The documentary sought to explore what could be done to increase the chances of African American males of attaining college degrees. Currently only 1/2 of African American males attain a high school diploma, only 1/2 of those who do choose to go onto college and only 16% of African American males actually finish a bachelor's degree in 4-6 years following high school graduation.
The strategy that Urban Prep seems to be taking is above all _raising expectations_ making going onto college the presumed goal of every single student attending their Academy. Then the Academy provides a good deal of mentoring support and perhaps above all teaches their students to not be afraid _to ask for / seek out help_ when they they needed it.
Both of the students followed -- Robert Henderson who went on to Lake Forest College a predominantly white. classically "small liberal arts college" in northern Illinois, and Krishaun Branch who chose to go to Fisk University a historically black university in Nashville, TN -- faced enormous challenges when they arrived at their respective college campuses for their freshmen years.

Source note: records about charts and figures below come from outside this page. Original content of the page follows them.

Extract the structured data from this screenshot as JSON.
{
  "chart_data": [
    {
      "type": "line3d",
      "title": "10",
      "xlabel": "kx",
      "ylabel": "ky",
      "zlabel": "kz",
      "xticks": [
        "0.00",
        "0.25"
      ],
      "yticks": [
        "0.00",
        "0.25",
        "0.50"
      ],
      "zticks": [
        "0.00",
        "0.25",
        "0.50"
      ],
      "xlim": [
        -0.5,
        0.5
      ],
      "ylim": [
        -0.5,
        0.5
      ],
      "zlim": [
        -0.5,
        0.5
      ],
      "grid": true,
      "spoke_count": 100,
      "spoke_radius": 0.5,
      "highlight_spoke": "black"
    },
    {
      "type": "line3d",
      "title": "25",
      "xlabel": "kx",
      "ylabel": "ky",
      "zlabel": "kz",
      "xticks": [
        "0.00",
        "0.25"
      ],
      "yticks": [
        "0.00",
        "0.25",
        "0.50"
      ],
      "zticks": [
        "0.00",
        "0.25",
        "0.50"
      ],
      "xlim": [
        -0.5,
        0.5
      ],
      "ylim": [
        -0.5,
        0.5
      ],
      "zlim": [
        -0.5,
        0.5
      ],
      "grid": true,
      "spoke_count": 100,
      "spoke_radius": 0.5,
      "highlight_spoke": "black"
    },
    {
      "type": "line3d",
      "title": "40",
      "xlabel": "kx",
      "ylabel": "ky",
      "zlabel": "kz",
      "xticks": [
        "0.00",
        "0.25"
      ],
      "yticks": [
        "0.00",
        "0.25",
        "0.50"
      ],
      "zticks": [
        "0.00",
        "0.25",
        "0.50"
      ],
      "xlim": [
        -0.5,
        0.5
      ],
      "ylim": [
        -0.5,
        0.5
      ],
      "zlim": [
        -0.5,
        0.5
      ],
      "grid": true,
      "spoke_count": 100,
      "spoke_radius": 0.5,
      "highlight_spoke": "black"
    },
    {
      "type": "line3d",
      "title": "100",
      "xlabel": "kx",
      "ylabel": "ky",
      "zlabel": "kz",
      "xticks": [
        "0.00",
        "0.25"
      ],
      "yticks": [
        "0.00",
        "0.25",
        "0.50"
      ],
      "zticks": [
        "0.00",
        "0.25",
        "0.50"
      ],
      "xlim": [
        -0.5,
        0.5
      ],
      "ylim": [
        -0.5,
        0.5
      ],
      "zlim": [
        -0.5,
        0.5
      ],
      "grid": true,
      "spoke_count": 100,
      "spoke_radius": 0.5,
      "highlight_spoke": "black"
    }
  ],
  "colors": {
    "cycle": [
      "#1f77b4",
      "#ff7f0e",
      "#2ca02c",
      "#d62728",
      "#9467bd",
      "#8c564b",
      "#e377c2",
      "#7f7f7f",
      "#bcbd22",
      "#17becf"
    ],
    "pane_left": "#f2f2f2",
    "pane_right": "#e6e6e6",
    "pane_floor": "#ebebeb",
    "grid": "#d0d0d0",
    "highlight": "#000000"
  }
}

Robert had been raised by his grandmother after his mother had died in a car accident when he was 12. Krishaun had flirted with gang activity before his mother put him in the Urban Prep Academy. Both were from the Englewood neighborhood in Chicago, one of the toughest, most crime ridden neighborhoods in the city. Yet Robert had come to Lake Forest College with good grades and great hopes that he could make it through its pre-Med program. Krishaun with lesser grades had hoped to get a degree from Fisk and become a Federal Marshall. Both came to their respective colleges depending _entirely_ on grants, work-study programs and student loans. Their grants depended on maintaining reasonably high (or even very high) grade point averages. They also came with the burdens of their entire families, community and even their former Prep School _counting on them_ to finish / succeed.
This last motivating force -- that all kinds of people, from their families, community to their former Prep School depending on them to succeed -- really could not be underestimated in helping them do so. One of the two students followed in the documentary, Krishaun, attended the screening and _flatly admitted_ (to the knowing acknowledgement of the Audience) that he _really_ DIDN'T WANT to be "a failure" in this documentary or to his former school. And honestly RAISING THE BAR like this -- making failure (by-and-large) _an unacceptable option_ -- MAY have made ALL THE DIFFERENCE to these young men.
Now the two were _not_ thrown simply "thrown to the wolves." They were prepared quite well in their Prep School. They graduated with legitimately good grades, were taught skills, study habits, and above all _the importance to ask_ when they needed help -- be it with school work OR with working out finances. But the Academy's "raising the bar" and making "easy failure" _unacceptable_ (despite the self-evident challenges) SEEMED TO WORK.
In any case, this is definitely a worthwhile documentary for _all people_ interested in helping young people (especially young people at risk) to succeed and ought to promote good discussions among parents, educators, community leaders and even / above all among _young people themselves_ about the tools and skills that our young people need to learn / come-to-have-access-to in order to do so.
An excellent thought / discussion producing piece!